Tussenuitspraak inzake de afwijzing van een aanvraag voor een bedrijfsurenvergunning door het college van burgemeester en wethouders van Rotterdam

In deze tussenuitspraak van de Rechtbank Rotterdam, gedateerd 5 november 2025, wordt geoordeeld dat het college van burgemeester en wethouders van Rotterdam de aanvraag van eiseres voor een bedrijfsurenvergunning op een onjuiste manier heeft beoordeeld. Eiseres, een kerkelijke gemeente, had een aanvraag ingediend voor een vergunning die haar leden en vrijwilligers in staat zou stellen goedkoper te parkeren. De rechtbank concludeert dat de afwijzing van de aanvraag niet op de juiste gronden is gebaseerd, aangezien het college niet heeft erkend dat de aanvraag bedoeld was voor vier afzonderlijke kerken die onder het beheer van eiseres vallen. De rechtbank geeft het college de gelegenheid om binnen zes weken een verbeterd besluit te nemen, waarbij het college moet overwegen of de wijkgemeenten in aanmerking komen voor de gevraagde vergunning.
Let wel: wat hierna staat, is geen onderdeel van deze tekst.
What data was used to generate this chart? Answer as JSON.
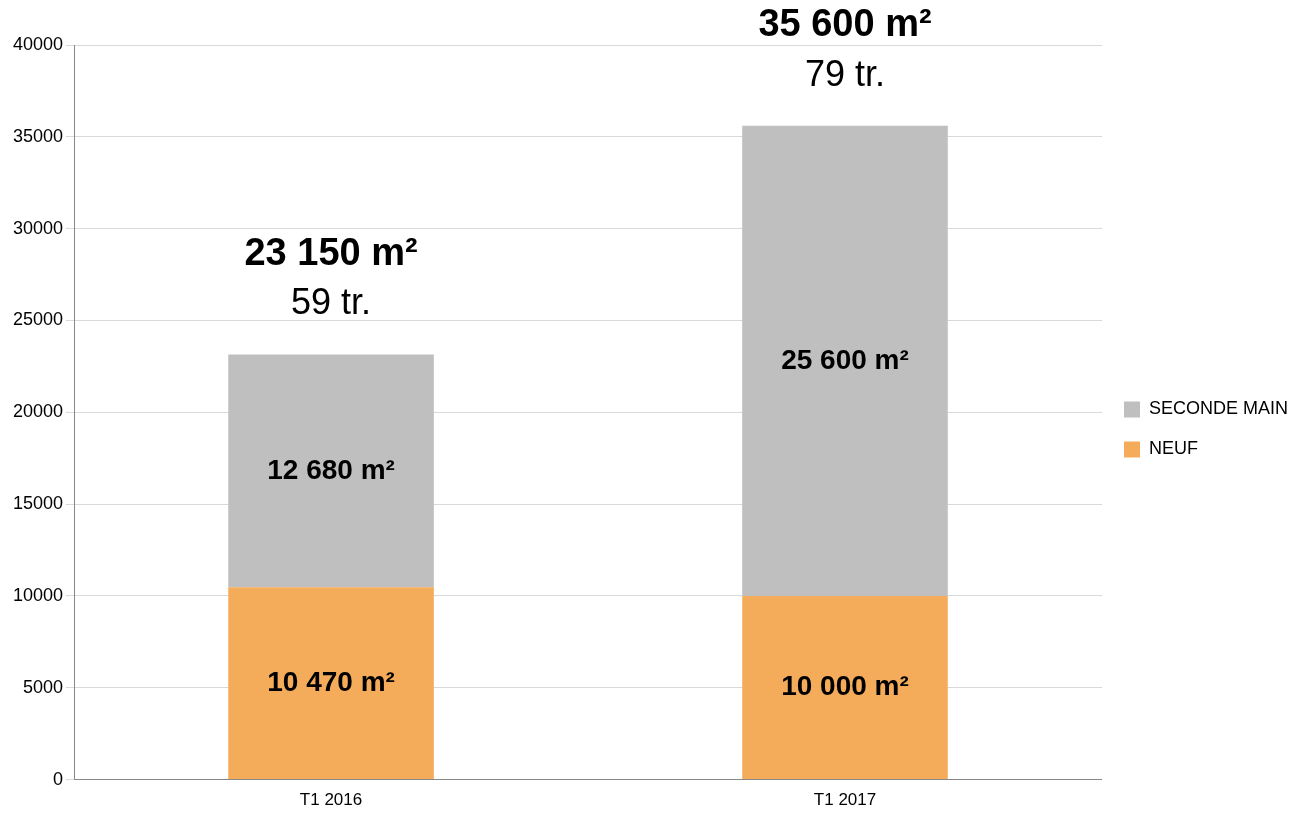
{
  "chart_data": {
    "type": "bar",
    "stacked": true,
    "categories": [
      "T1 2016",
      "T1 2017"
    ],
    "series": [
      {
        "name": "NEUF",
        "color": "#f5ac5a",
        "values": [
          10470,
          10000
        ],
        "value_labels": [
          "10 470 m²",
          "10 000 m²"
        ]
      },
      {
        "name": "SECONDE MAIN",
        "color": "#bfbfbf",
        "values": [
          12680,
          25600
        ],
        "value_labels": [
          "12 680 m²",
          "25 600 m²"
        ]
      }
    ],
    "totals": [
      "23 150 m²",
      "35 600 m²"
    ],
    "annotations": [
      {
        "text": "59 tr.",
        "x": "T1 2016",
        "y": 23150
      },
      {
        "text": "79 tr.",
        "x": "T1 2017",
        "y": 35600
      }
    ],
    "ylim": [
      0,
      40000
    ],
    "yticks": [
      0,
      5000,
      10000,
      15000,
      20000,
      25000,
      30000,
      35000,
      40000
    ],
    "grid": "y",
    "legend": "right"
  }
}
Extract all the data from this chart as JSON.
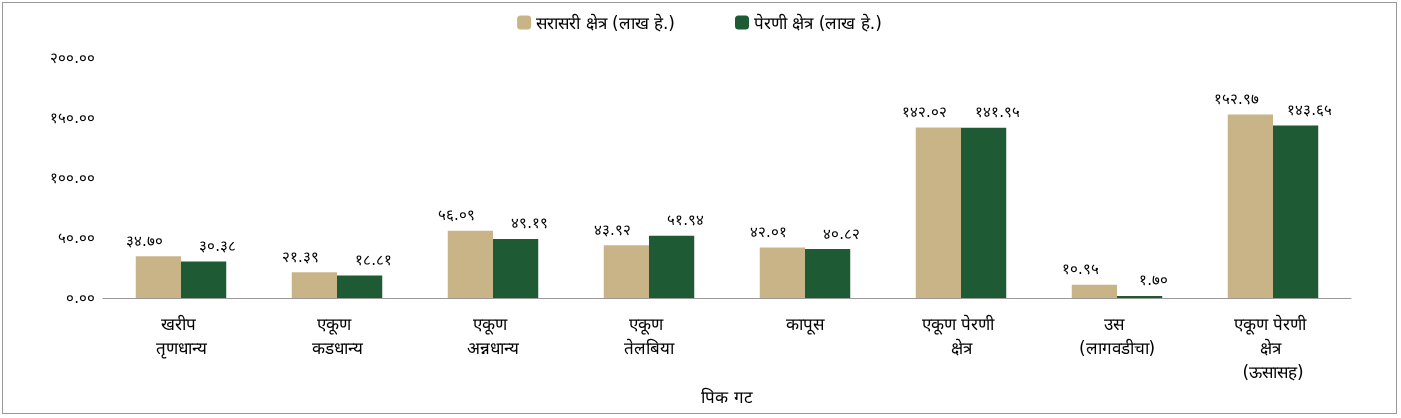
{
  "chart_data": {
    "type": "bar",
    "xlabel": "पिक गट",
    "legend": "top",
    "grid": false,
    "categories": [
      "खरीप तृणधान्य",
      "एकूण कडधान्य",
      "एकूण अन्नधान्य",
      "एकूण तेलबिया",
      "कापूस",
      "एकूण पेरणी क्षेत्र",
      "उस (लागवडीचा)",
      "एकूण पेरणी क्षेत्र (ऊसासह)"
    ],
    "series": [
      {
        "name": "सरासरी क्षेत्र (लाख हे.)",
        "color": "#c9b488",
        "values": [
          34.7,
          21.39,
          56.09,
          43.92,
          42.01,
          142.02,
          10.95,
          152.97
        ],
        "value_labels": [
          "३४.७०",
          "२१.३९",
          "५६.०९",
          "४३.९२",
          "४२.०१",
          "१४२.०२",
          "१०.९५",
          "१५२.९७"
        ]
      },
      {
        "name": "पेरणी क्षेत्र (लाख हे.)",
        "color": "#1e5a34",
        "values": [
          30.38,
          18.81,
          49.19,
          51.94,
          40.82,
          141.95,
          1.7,
          143.65
        ],
        "value_labels": [
          "३०.३८",
          "१८.८१",
          "४९.१९",
          "५१.९४",
          "४०.८२",
          "१४१.९५",
          "१.७०",
          "१४३.६५"
        ]
      }
    ],
    "ylim": [
      0,
      200
    ],
    "yticks": [
      {
        "value": 0,
        "label": "०.००"
      },
      {
        "value": 50,
        "label": "५०.००"
      },
      {
        "value": 100,
        "label": "१००.००"
      },
      {
        "value": 150,
        "label": "१५०.००"
      },
      {
        "value": 200,
        "label": "२००.००"
      }
    ]
  }
}
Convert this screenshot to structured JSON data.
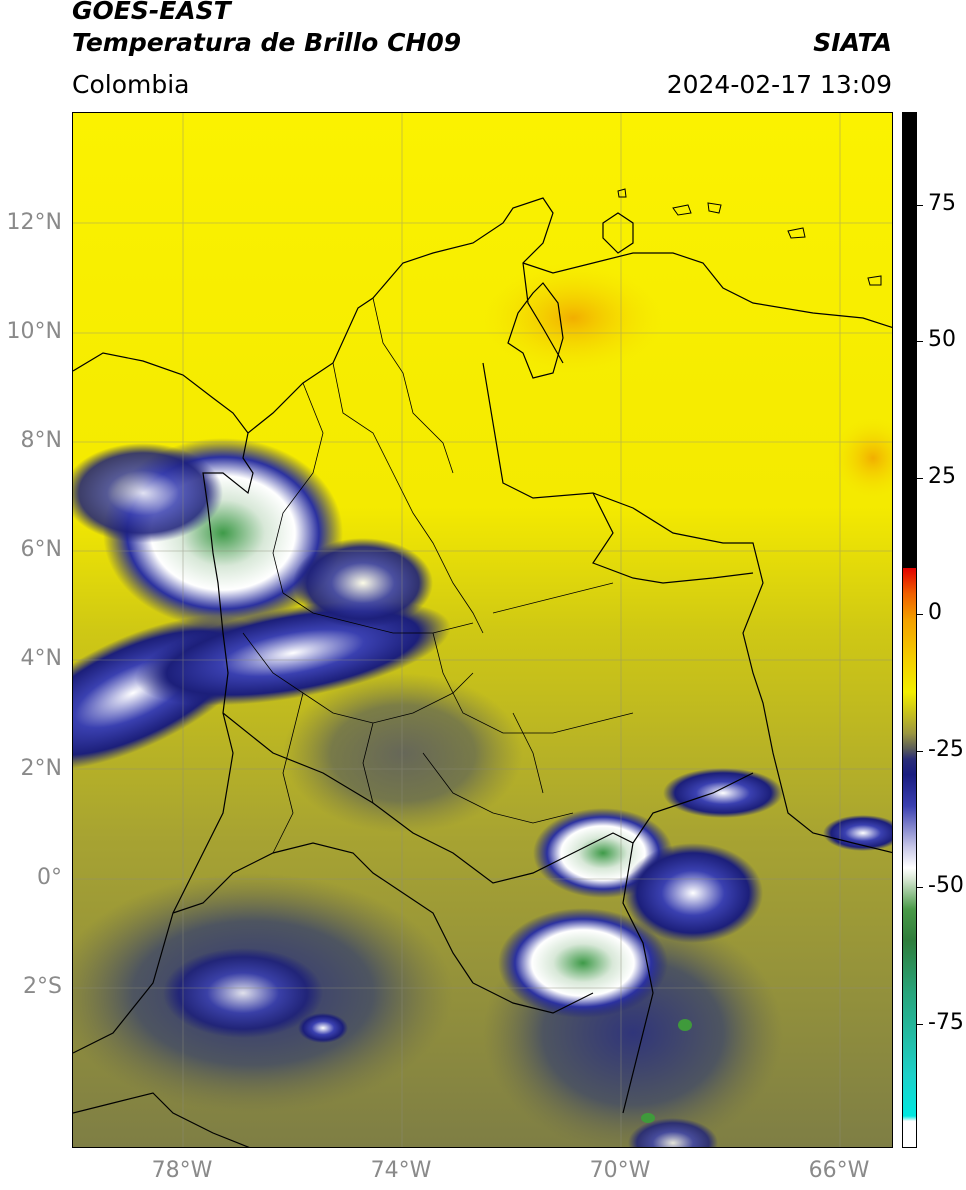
{
  "header": {
    "title_line1": "GOES-EAST",
    "title_line2": "Temperatura de Brillo CH09",
    "region": "Colombia",
    "agency": "SIATA",
    "timestamp": "2024-02-17 13:09"
  },
  "map": {
    "lat_labels": [
      "12°N",
      "10°N",
      "8°N",
      "6°N",
      "4°N",
      "2°N",
      "0°",
      "2°S"
    ],
    "lon_labels": [
      "78°W",
      "74°W",
      "70°W",
      "66°W"
    ],
    "colors": {
      "warm": "#f2ec00",
      "mid": "#b6b22c",
      "cold": "#4f5a4a",
      "deep": "#1c1f7a",
      "white": "#ffffff",
      "green": "#3f9a3b",
      "orange": "#f3b400"
    }
  },
  "colorbar": {
    "labels": [
      "75",
      "50",
      "25",
      "0",
      "-25",
      "-50",
      "-75"
    ]
  }
}
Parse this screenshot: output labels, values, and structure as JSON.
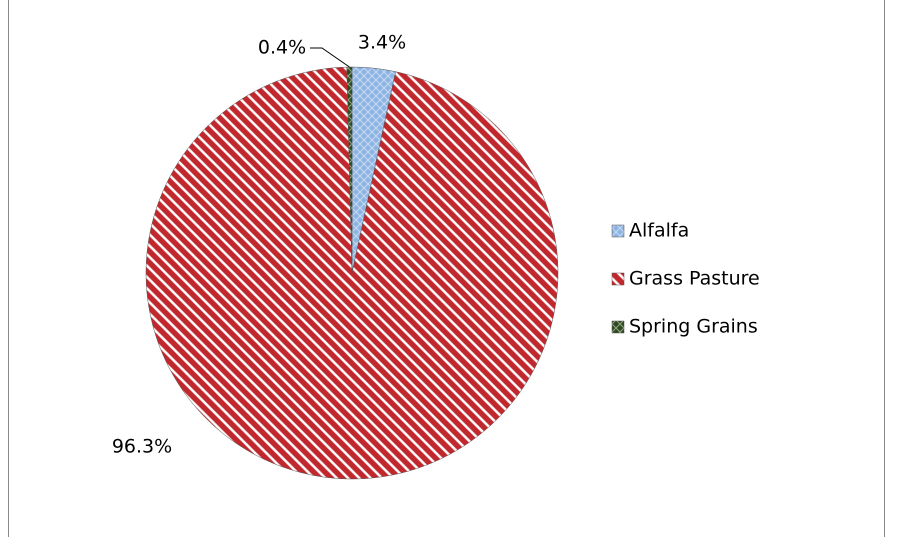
{
  "chart_data": {
    "type": "pie",
    "categories": [
      "Alfalfa",
      "Grass Pasture",
      "Spring Grains"
    ],
    "values": [
      3.4,
      96.3,
      0.4
    ],
    "value_labels": [
      "3.4%",
      "96.3%",
      "0.4%"
    ],
    "colors": [
      "#8db4e2",
      "#c0282d",
      "#2e4a1e"
    ],
    "legend": "right"
  }
}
De rechtbank benadrukt dat het college zijn formele opstelling moet laten varen en inhoudelijk moet beoordelen of de wijkgemeenten voldoen aan de vereisten van het Uitvoeringsbesluit Parkeren Rotterdam 2024. De rechtbank houdt verdere beslissingen aan tot de einduitspraak op het beroep, waarbij ook de proceskosten en het griffierecht nog niet zijn beslist.

Uitspraak

RECHTBANK ROTTERDAM

Bestuursrecht
zaaknummer: ROT 24/11845

tussenuitspraak van de enkelvoudige kamer van 5 november 2025 in de zaak tussen

[naam eiseres] , uit [plaats] , eiseres

(gemachtigde: mr. T. Gelo),
en

het college van burgemeester en wethouders van de gemeente Rotterdam

(gemachtigde: mr. A.M.H. Dellaert).

Samenvatting

1. Deze uitspraak gaat over de afwijzing van een aanvraag van eiseres voor een bedrijfsurenvergunning. Met zo’n vergunning kunnen organisaties hun medewerkers, leden en vrijwilligers goedkoper in buurt laten parkeren. Eiseres is het niet eens met de afwijzing van de aanvraag. Zij voert een aantal beroepsgronden aan, die de rechtbank zal beoordelen.
1.1.
De rechtbank komt in deze tussenuitspraak tot het oordeel dat het college de aanvraag op een onjuiste manier heeft beoordeeld
.Eiseres krijgt dus gelijk en het college krijgt de gelegenheid om binnen zes weken een verbeterd besluit te nemen. Hierna legt de rechtbank uit hoe zij tot dit oordeel komt en welke gevolgen dit oordeel heeft.

Procesverloop

2. Het college heeft de aanvraag van eiseres met een besluit van 6 juni 2024 afgewezen. Met het bestreden besluit van 22 november 2024 op het bezwaar van eiseres is het college bij de afwijzing van de aanvraag gebleven.
2.1.
Eiseres heeft beroep ingesteld tegen het bestreden besluit. Het college heeft op het beroep gereageerd met een verweerschrift.
2.2.
De rechtbank heeft het beroep op 11 september 2025 op zitting behandeld. Hieraan hebben deelgenomen: [persoon A] namens eiseres en de gemachtigde van eiseres. De gemachtigde van het college is met kennisgeving vooraf niet verschenen.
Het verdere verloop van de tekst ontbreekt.